Background: Heart failure is an increasing global health problem which adversely affects all aspects of a patient's health-related quality of life (HRQOL).

Purpose: The hypothesized causal model of HRQOL in Thai heart-failure patients was based on Wilson and Cleary's HRQOL conceptual model. We examined causal relationships among bio-physiological status, symptoms, functional status, general health perception (GHP), and HRQOL shown in the model, and added an additional item–social support.

Methods: A stratified four-stage random sampling method was used to obtain 422 heart-failure patients 18 years of age and older who visited nine outpatient hospital clinics from five regions of Thailand including metropolitan Bangkok. In addition to the participants' personal medical records, research instruments consisted of a personal information questionnaire, the Enhancing Recovery in Coronary Heart Disease Social Support Instrument, Cardiac Symptom Survey, the New York Heart Association functional classification system, a 100-mm horizontal visual analogue scale of GHP, and the Minnesota Living with Heart Failure Questionnaire. Data were analyzed using SPSS and AMOS computer programs.

Results: The model fit well with the empirical data (χ2=19.87, df=13, p=0.10, GFI =0.99, and RMSEA=0.04).
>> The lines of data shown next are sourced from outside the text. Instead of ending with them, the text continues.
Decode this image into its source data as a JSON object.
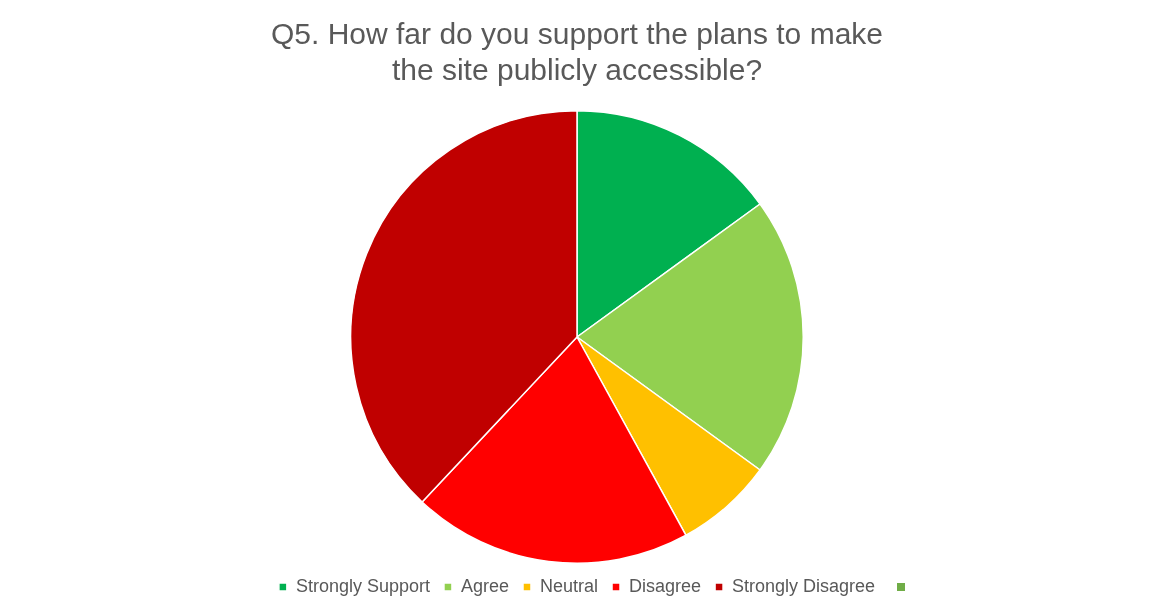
{
  "chart_data": {
    "type": "pie",
    "title": "Q5. How far do you support the plans to make the site publicly accessible?",
    "categories": [
      "Strongly Support",
      "Agree",
      "Neutral",
      "Disagree",
      "Strongly Disagree"
    ],
    "values": [
      15,
      20,
      7,
      20,
      38
    ],
    "colors": [
      "#00b050",
      "#92d050",
      "#ffc000",
      "#ff0000",
      "#c00000"
    ],
    "legend": "bottom"
  }
}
Symptom status was the most influential factor affecting HRQOL by both direct and indirect effects through functional status and GHP. Social support was the least influential factor affecting HRQOL. Social support had a negative direct effect on HRQOL, but had a positive indirect effect on HRQOL through symptom status and GHP.

Conclusions: HRQOL was affected by each variable proposed in our causal model of HRQOL in Thai heart-failure patients. Symptom status had the strongest effect on HRQOL.

Clinical Relevance: A comprehensive symptom management and prevention program that includes the described health outcome measures could lead to improved HRQOL for Thai heart-failure patients, and perhaps others.